The text was released after Venezuelan and Trinidadian law enforcement sources reported the discovery of the first 11 bodies, and unofficial sources risked that the deceased were the 19 occupants of the boat.
“The bodies were found on Saturday (yesterday) seven nautical miles off Sucre and transferred to Güiria in the patrol boat Sereta, acronym PG-412, at the Bolivarian National Guard wharf,” Sucre police sources said. . cited by Latest News.
“They are four adult women, four adult men, two boys and a girl” and “unofficially, 19 people were known to be traveling in the boat, which disappeared three days ago, bound for Trinidad and- Tobago, ”added these informants.
The fact was later confirmed by the Coast Guard of Trinidad and Tobago, who said in a statement that yesterday “they had received information from the Venezuelan authorities indicating that on the same day 11 bodies had been recovered in the waters near the coastal city of Venezuela “. .
“The checks indicated that the coast guard did not intercept any ships coming from Güiria on December 6 or at any time thereafter,” the agency said, according to Sputnik news agency.
Meanwhile, the president of the Venezuelan NGO Control Ciudadano, lawyer Rocío San Miguel, assured on Twitter that the dead emigrants were 19, the initial number of travelers on the boat.
Juan Guaidó’s Interim Government Commissioner to the Organization of American States (OAS) for the Venezuelan Migrant and Refugee Crisis, David Smolansky, explained that relatives of the emigrants claimed they left last Sunday in a peñero de Güiria to Trinidad and Tobago, the Europa Press agency reported.

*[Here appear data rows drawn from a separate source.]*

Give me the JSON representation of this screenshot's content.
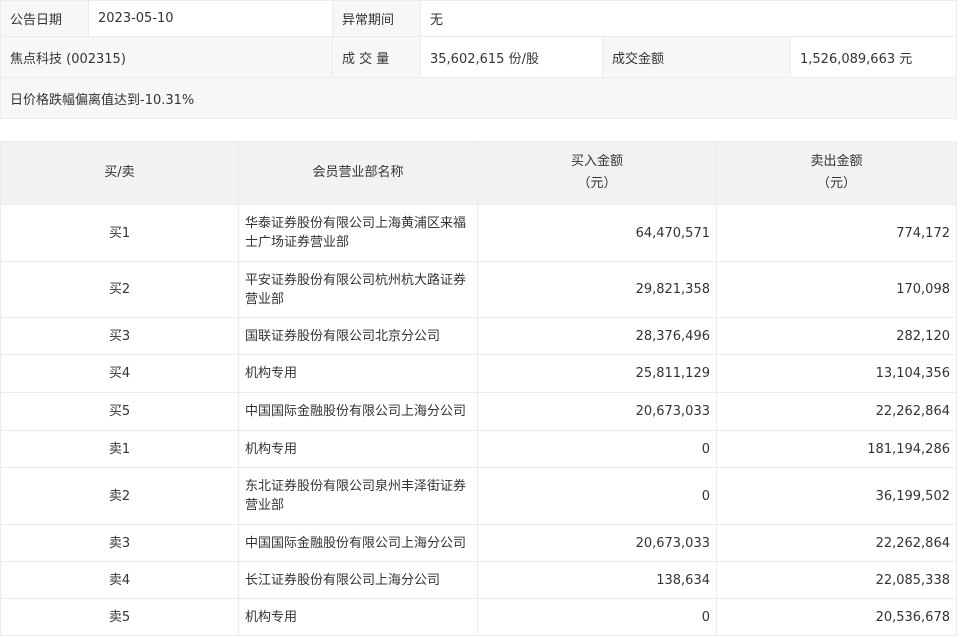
{
  "info": {
    "announce_date_label": "公告日期",
    "announce_date": "2023-05-10",
    "abnormal_period_label": "异常期间",
    "abnormal_period": "无",
    "stock": "焦点科技 (002315)",
    "volume_label": "成 交 量",
    "volume": "35,602,615 份/股",
    "amount_label": "成交金额",
    "amount": "1,526,089,663 元",
    "reason": "日价格跌幅偏离值达到-10.31%"
  },
  "table": {
    "headers": {
      "side": "买/卖",
      "member": "会员营业部名称",
      "buy_title": "买入金额",
      "buy_unit": "（元）",
      "sell_title": "卖出金额",
      "sell_unit": "（元）"
    },
    "rows": [
      {
        "side": "买1",
        "member": "华泰证券股份有限公司上海黄浦区来福士广场证券营业部",
        "buy": "64,470,571",
        "sell": "774,172"
      },
      {
        "side": "买2",
        "member": "平安证券股份有限公司杭州杭大路证券营业部",
        "buy": "29,821,358",
        "sell": "170,098"
      },
      {
        "side": "买3",
        "member": "国联证券股份有限公司北京分公司",
        "buy": "28,376,496",
        "sell": "282,120"
      },
      {
        "side": "买4",
        "member": "机构专用",
        "buy": "25,811,129",
        "sell": "13,104,356"
      },
      {
        "side": "买5",
        "member": "中国国际金融股份有限公司上海分公司",
        "buy": "20,673,033",
        "sell": "22,262,864"
      },
      {
        "side": "卖1",
        "member": "机构专用",
        "buy": "0",
        "sell": "181,194,286"
      },
      {
        "side": "卖2",
        "member": "东北证券股份有限公司泉州丰泽街证券营业部",
        "buy": "0",
        "sell": "36,199,502"
      },
      {
        "side": "卖3",
        "member": "中国国际金融股份有限公司上海分公司",
        "buy": "20,673,033",
        "sell": "22,262,864"
      },
      {
        "side": "卖4",
        "member": "长江证券股份有限公司上海分公司",
        "buy": "138,634",
        "sell": "22,085,338"
      },
      {
        "side": "卖5",
        "member": "机构专用",
        "buy": "0",
        "sell": "20,536,678"
      }
    ]
  }
}
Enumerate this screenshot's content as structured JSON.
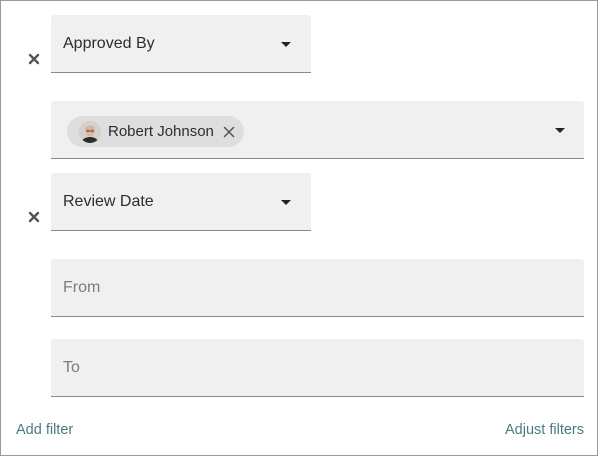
{
  "filters": [
    {
      "field_label": "Approved By",
      "value": {
        "chips": [
          {
            "label": "Robert Johnson",
            "avatar": "person-avatar"
          }
        ]
      }
    },
    {
      "field_label": "Review Date",
      "range": {
        "from_placeholder": "From",
        "to_placeholder": "To"
      }
    }
  ],
  "footer": {
    "add_filter": "Add filter",
    "adjust_filters": "Adjust filters"
  },
  "icons": {
    "remove_filter": "close-icon",
    "dropdown": "caret-down-icon",
    "chip_remove": "close-icon"
  },
  "colors": {
    "link": "#4a7b80",
    "field_bg": "#f0f0f0",
    "chip_bg": "#dedede"
  }
}
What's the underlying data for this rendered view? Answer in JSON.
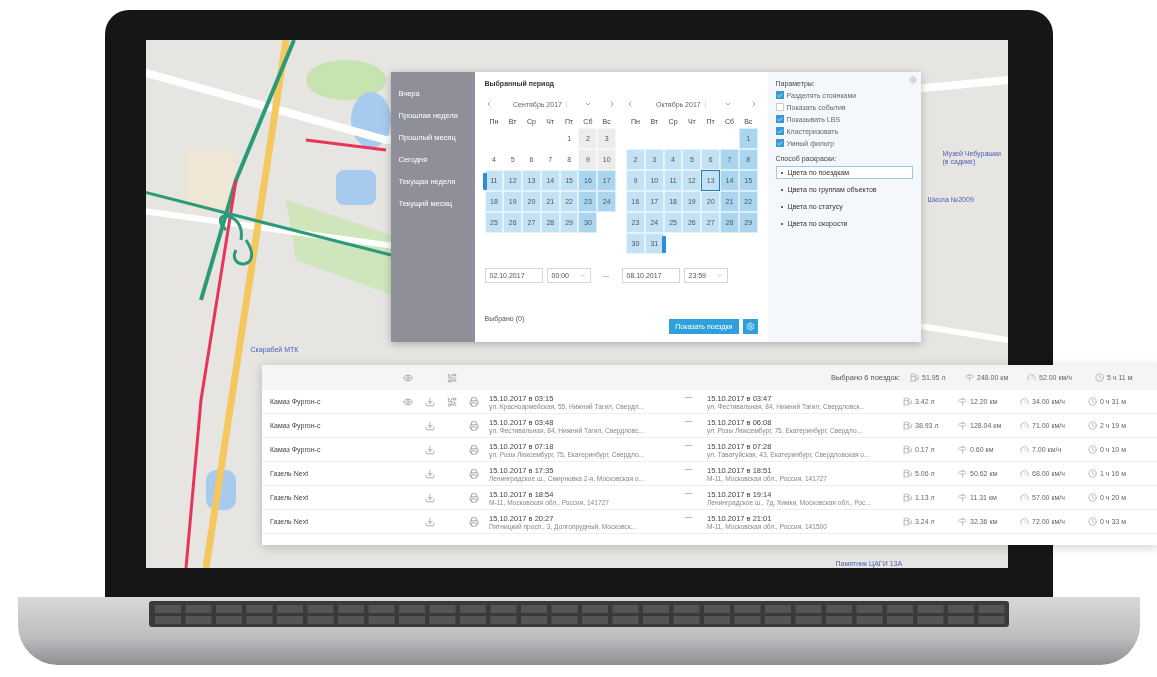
{
  "map": {
    "labels": [
      "Скарабей МТК",
      "Музей Чебурашки (в садике)",
      "Школа №2009",
      "Памятник ЦАГИ 13А"
    ]
  },
  "period_dialog": {
    "quick_ranges": [
      "Вчера",
      "Прошлая неделя",
      "Прошлый месяц",
      "Сегодня",
      "Текущая неделя",
      "Текущий месяц"
    ],
    "title": "Выбранный период",
    "months": [
      {
        "label": "Сентябрь 2017",
        "weekdays": [
          "Пн",
          "Вт",
          "Ср",
          "Чт",
          "Пт",
          "Сб",
          "Вс"
        ],
        "weeks": [
          [
            {
              "label": "1",
              "in_range": false,
              "today": false
            },
            {
              "label": "2",
              "in_range": false,
              "today": false
            },
            {
              "label": "3",
              "in_range": false,
              "today": false
            }
          ],
          [
            {
              "label": "4",
              "in_range": false,
              "today": false
            },
            {
              "label": "5",
              "in_range": false,
              "today": false
            },
            {
              "label": "6",
              "in_range": false,
              "today": false
            },
            {
              "label": "7",
              "in_range": false,
              "today": false
            },
            {
              "label": "8",
              "in_range": false,
              "today": false
            },
            {
              "label": "9",
              "in_range": false,
              "today": false
            },
            {
              "label": "10",
              "in_range": false,
              "today": false
            }
          ],
          [
            {
              "label": "11",
              "in_range": true,
              "today": false
            },
            {
              "label": "12",
              "in_range": true,
              "today": false
            },
            {
              "label": "13",
              "in_range": true,
              "today": false
            },
            {
              "label": "14",
              "in_range": true,
              "today": false
            },
            {
              "label": "15",
              "in_range": true,
              "today": false
            },
            {
              "label": "16",
              "in_range": true,
              "today": false
            },
            {
              "label": "17",
              "in_range": true,
              "today": false
            }
          ],
          [
            {
              "label": "18",
              "in_range": true,
              "today": false
            },
            {
              "label": "19",
              "in_range": true,
              "today": false
            },
            {
              "label": "20",
              "in_range": true,
              "today": false
            },
            {
              "label": "21",
              "in_range": true,
              "today": false
            },
            {
              "label": "22",
              "in_range": true,
              "today": false
            },
            {
              "label": "23",
              "in_range": true,
              "today": false
            },
            {
              "label": "24",
              "in_range": true,
              "today": false
            }
          ],
          [
            {
              "label": "25",
              "in_range": true,
              "today": false
            },
            {
              "label": "26",
              "in_range": true,
              "today": false
            },
            {
              "label": "27",
              "in_range": true,
              "today": false
            },
            {
              "label": "28",
              "in_range": true,
              "today": false
            },
            {
              "label": "29",
              "in_range": true,
              "today": false
            },
            {
              "label": "30",
              "in_range": true,
              "today": false
            }
          ]
        ]
      },
      {
        "label": "Октябрь 2017",
        "weekdays": [
          "Пн",
          "Вт",
          "Ср",
          "Чт",
          "Пт",
          "Сб",
          "Вс"
        ],
        "weeks": [
          [
            {
              "label": "1",
              "in_range": true,
              "today": false
            }
          ],
          [
            {
              "label": "2",
              "in_range": true,
              "today": false
            },
            {
              "label": "3",
              "in_range": true,
              "today": false
            },
            {
              "label": "4",
              "in_range": true,
              "today": false
            },
            {
              "label": "5",
              "in_range": true,
              "today": false
            },
            {
              "label": "6",
              "in_range": true,
              "today": false
            },
            {
              "label": "7",
              "in_range": true,
              "today": false
            },
            {
              "label": "8",
              "in_range": true,
              "today": false
            }
          ],
          [
            {
              "label": "9",
              "in_range": true,
              "today": false
            },
            {
              "label": "10",
              "in_range": true,
              "today": false
            },
            {
              "label": "11",
              "in_range": true,
              "today": false
            },
            {
              "label": "12",
              "in_range": true,
              "today": false
            },
            {
              "label": "13",
              "in_range": true,
              "today": true
            },
            {
              "label": "14",
              "in_range": true,
              "today": false
            },
            {
              "label": "15",
              "in_range": true,
              "today": false
            }
          ],
          [
            {
              "label": "16",
              "in_range": true,
              "today": false
            },
            {
              "label": "17",
              "in_range": true,
              "today": false
            },
            {
              "label": "18",
              "in_range": true,
              "today": false
            },
            {
              "label": "19",
              "in_range": true,
              "today": false
            },
            {
              "label": "20",
              "in_range": true,
              "today": false
            },
            {
              "label": "21",
              "in_range": true,
              "today": false
            },
            {
              "label": "22",
              "in_range": true,
              "today": false
            }
          ],
          [
            {
              "label": "23",
              "in_range": true,
              "today": false
            },
            {
              "label": "24",
              "in_range": true,
              "today": false
            },
            {
              "label": "25",
              "in_range": true,
              "today": false
            },
            {
              "label": "26",
              "in_range": true,
              "today": false
            },
            {
              "label": "27",
              "in_range": true,
              "today": false
            },
            {
              "label": "28",
              "in_range": true,
              "today": false
            },
            {
              "label": "29",
              "in_range": true,
              "today": false
            }
          ],
          [
            {
              "label": "30",
              "in_range": true,
              "today": false
            },
            {
              "label": "31",
              "in_range": true,
              "today": false
            }
          ]
        ]
      }
    ],
    "from_date": "02.10.2017",
    "from_time": "00:00",
    "separator": "—",
    "to_date": "08.10.2017",
    "to_time": "23:59",
    "selected_count": "Выбрано (0)",
    "show_button": "Показать поездки",
    "parameters_title": "Параметры:",
    "parameters": [
      {
        "label": "Разделять стоянками",
        "checked": true
      },
      {
        "label": "Показать события",
        "checked": false
      },
      {
        "label": "Показывать LBS",
        "checked": true
      },
      {
        "label": "Кластеризовать",
        "checked": true
      },
      {
        "label": "Умный фильтр",
        "checked": true
      }
    ],
    "coloring_title": "Способ раскраски:",
    "coloring": [
      {
        "label": "Цвета по поездкам",
        "selected": true
      },
      {
        "label": "Цвета по группам объектов",
        "selected": false
      },
      {
        "label": "Цвета по статусу",
        "selected": false
      },
      {
        "label": "Цвета по скорости",
        "selected": false
      }
    ]
  },
  "trips": {
    "summary": "Выбрано 6 поездок:",
    "total_fuel": "51.95 л",
    "total_distance": "248.00 км",
    "total_speed": "52.00 км/ч",
    "total_duration": "5 ч 11 м",
    "rows": [
      {
        "vehicle": "Камаз Фургон-с",
        "tracked": true,
        "start_time": "15.10.2017 в 03:15",
        "start_address": "ул. Красноармейская, 55, Нижний Тагил, Свердл...",
        "dash": "—",
        "end_time": "15.10.2017 в 03:47",
        "end_address": "ул. Фестивальная, 84, Нижний Тагил, Свердловск...",
        "fuel": "3.42 л",
        "distance": "12.20 км",
        "speed": "34.00 км/ч",
        "duration": "0 ч 31 м"
      },
      {
        "vehicle": "Камаз Фургон-с",
        "tracked": false,
        "start_time": "15.10.2017 в 03:48",
        "start_address": "ул. Фестивальная, 84, Нижний Тагил, Свердловс...",
        "dash": "—",
        "end_time": "15.10.2017 в 06:08",
        "end_address": "ул. Розы Люксембург, 75, Екатеринбург, Свердло...",
        "fuel": "38.93 л",
        "distance": "128.04 км",
        "speed": "71.00 км/ч",
        "duration": "2 ч 19 м"
      },
      {
        "vehicle": "Камаз Фургон-с",
        "tracked": false,
        "start_time": "15.10.2017 в 07:18",
        "start_address": "ул. Розы Люксембург, 75, Екатеринбург, Свердло...",
        "dash": "—",
        "end_time": "15.10.2017 в 07:28",
        "end_address": "ул. Таватуйская, 43, Екатеринбург, Свердловская о...",
        "fuel": "0.17 л",
        "distance": "0.60 км",
        "speed": "7.00 км/ч",
        "duration": "0 ч 10 м"
      },
      {
        "vehicle": "Газель Next",
        "tracked": false,
        "start_time": "15.10.2017 в 17:35",
        "start_address": "Ленинградское ш., Смирновка 2-я, Московская о...",
        "dash": "—",
        "end_time": "15.10.2017 в 18:51",
        "end_address": "М-11, Московская обл., Россия, 141727",
        "fuel": "5.06 л",
        "distance": "50.62 км",
        "speed": "68.00 км/ч",
        "duration": "1 ч 16 м"
      },
      {
        "vehicle": "Газель Next",
        "tracked": false,
        "start_time": "15.10.2017 в 18:54",
        "start_address": "М-11, Московская обл., Россия, 141727",
        "dash": "—",
        "end_time": "15.10.2017 в 19:14",
        "end_address": "Ленинградское ш., 7д, Химки, Московская обл., Рос...",
        "fuel": "1.13 л",
        "distance": "11.31 км",
        "speed": "57.00 км/ч",
        "duration": "0 ч 20 м"
      },
      {
        "vehicle": "Газель Next",
        "tracked": false,
        "start_time": "15.10.2017 в 20:27",
        "start_address": "Пятницкий просп., 3, Долгопрудный, Московск...",
        "dash": "—",
        "end_time": "15.10.2017 в 21:01",
        "end_address": "М-11, Московская обл., Россия, 141500",
        "fuel": "3.24 л",
        "distance": "32.36 км",
        "speed": "72.00 км/ч",
        "duration": "0 ч 33 м"
      }
    ]
  }
}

According to Smolansky, the boat was kicked off the island and sank.
“Corpses were found floating in the sea, very close to the Venezuelan coast,” he posted on Twitter today.
Smolansky repeated that among those who died there were women and children.
Three weeks ago, a group of Venezuelan emigrants, including 16 children, were deported from Trinidad and Tobago and spent 48 hours at sea before returning to the island under the protection of a court order, recalled Venezuelan digital newspaper Efecto Cocuyo.
Authorities in Trinidad and Tobago say borders are closed due to the coronavirus pandemic.
On December 9, the Inter-American Commission on Human Rights (IACHR) granted provisional measures to six Venezuelan children involved in the case.
On November 26, the government of Venezuela called the government of Trinidad and Tobago to a “necessary” meeting, following the expulsion of 25 Venezuelans from the island.
Of the 25 deportees who arrived in Trinidad and Tobago on November 17, 16 were minors.
Venezuelan Foreign Minister Jorge Arreaza explained that these likely conversations will focus on issues of “security, human mobility, the fight against crime and drug trafficking.